PROCÉDURE ET PRÉTENTIONS DES PARTIES : La Cour d’appel déboute le fils de sa demande. Il se pourvoit alors en cassation reprochant à la Cour d’appel d’avoir violé l’article 1371 du Code civil, en y ayant ajouté une condition qu’il ne comportait pas.

En l’espèce la cour d’appel avait subordonné la recevabilité de l’action à la constatation que l’aide et l’assistance fournies auraient excédé les facultés contributives du demandeur et entraîné pour lui de graves conséquences sur ses activités habituelles, ses ressources, et sa fortune.

Il reproche également aux juges du fond d’avoir limité la prise en compte de l’appauvrissement du demandeur aux sommes déboursées et justifiées et celle de l’enrichissement de la débitrice que celle-ci aurait thésaurisées.

PROBLÈME DE DROIT : Les juges du fond peuvent-ils rechercher si l’aide apporté par l’enfant a dépassé les exigences de la piété filiale afin d’apprécier le droit de créance dans l’indivision successorale du parent ?

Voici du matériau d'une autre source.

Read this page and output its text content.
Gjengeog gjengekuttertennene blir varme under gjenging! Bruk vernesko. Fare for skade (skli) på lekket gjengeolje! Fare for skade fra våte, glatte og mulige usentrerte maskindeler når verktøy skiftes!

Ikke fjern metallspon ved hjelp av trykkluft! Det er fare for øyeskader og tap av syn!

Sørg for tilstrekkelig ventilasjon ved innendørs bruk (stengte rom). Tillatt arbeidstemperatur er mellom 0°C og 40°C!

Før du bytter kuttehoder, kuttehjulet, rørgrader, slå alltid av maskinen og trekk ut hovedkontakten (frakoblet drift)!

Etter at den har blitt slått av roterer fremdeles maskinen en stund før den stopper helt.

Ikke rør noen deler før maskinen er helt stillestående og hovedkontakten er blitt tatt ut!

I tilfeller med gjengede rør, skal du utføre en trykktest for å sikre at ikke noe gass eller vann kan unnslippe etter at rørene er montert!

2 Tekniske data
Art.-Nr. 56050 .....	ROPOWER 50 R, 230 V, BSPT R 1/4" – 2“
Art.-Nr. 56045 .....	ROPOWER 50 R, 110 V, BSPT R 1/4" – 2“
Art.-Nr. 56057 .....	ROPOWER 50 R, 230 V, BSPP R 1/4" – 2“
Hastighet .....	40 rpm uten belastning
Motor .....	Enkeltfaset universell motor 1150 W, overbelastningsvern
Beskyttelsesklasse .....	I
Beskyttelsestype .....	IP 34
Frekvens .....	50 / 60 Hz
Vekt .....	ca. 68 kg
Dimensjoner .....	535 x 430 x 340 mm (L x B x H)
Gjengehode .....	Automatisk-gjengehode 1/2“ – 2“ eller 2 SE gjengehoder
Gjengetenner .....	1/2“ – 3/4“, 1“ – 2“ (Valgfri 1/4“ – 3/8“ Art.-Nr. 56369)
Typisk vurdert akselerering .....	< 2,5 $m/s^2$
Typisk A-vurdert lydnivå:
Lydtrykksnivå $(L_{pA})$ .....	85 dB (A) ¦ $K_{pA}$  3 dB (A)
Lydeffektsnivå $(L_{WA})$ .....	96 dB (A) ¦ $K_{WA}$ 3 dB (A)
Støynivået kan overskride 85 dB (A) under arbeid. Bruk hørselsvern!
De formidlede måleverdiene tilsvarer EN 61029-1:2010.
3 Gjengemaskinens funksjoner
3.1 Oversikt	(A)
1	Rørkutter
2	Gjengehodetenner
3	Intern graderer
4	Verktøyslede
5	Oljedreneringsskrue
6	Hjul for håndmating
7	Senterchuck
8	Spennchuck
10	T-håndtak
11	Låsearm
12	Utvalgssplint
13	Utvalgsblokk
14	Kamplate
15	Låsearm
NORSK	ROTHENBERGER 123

SOLUTION : La Cour de cassation répond par l’affirmative et rejette le pourvoi formé en appel. Elle dispose que c’est à bon droit que la Cour d’appel a énoncé que le devoir moral d’un enfant envers ses parents n’excluait pas qu’il puisse obtenir indemnité pour l’aide et l’assistance apportés dans la mesure où les prestations fournies, ont réalisé à la fois un appauvrissement pour l’enfant et un enrichissement corrélatif des parents.

A juste titre, la Cour d’appel avait recherché si l’aide apportée avait dépassée ces exigences et a estimé que tel n’était pas le cas.

La Cour d’appel pour justifier que le fils ne justifiait d’aucun appauvrissement, avait relevé l’aide apportée à tous égards et n’a pas pris en compte les seules dépenses effectuées par celui-ci.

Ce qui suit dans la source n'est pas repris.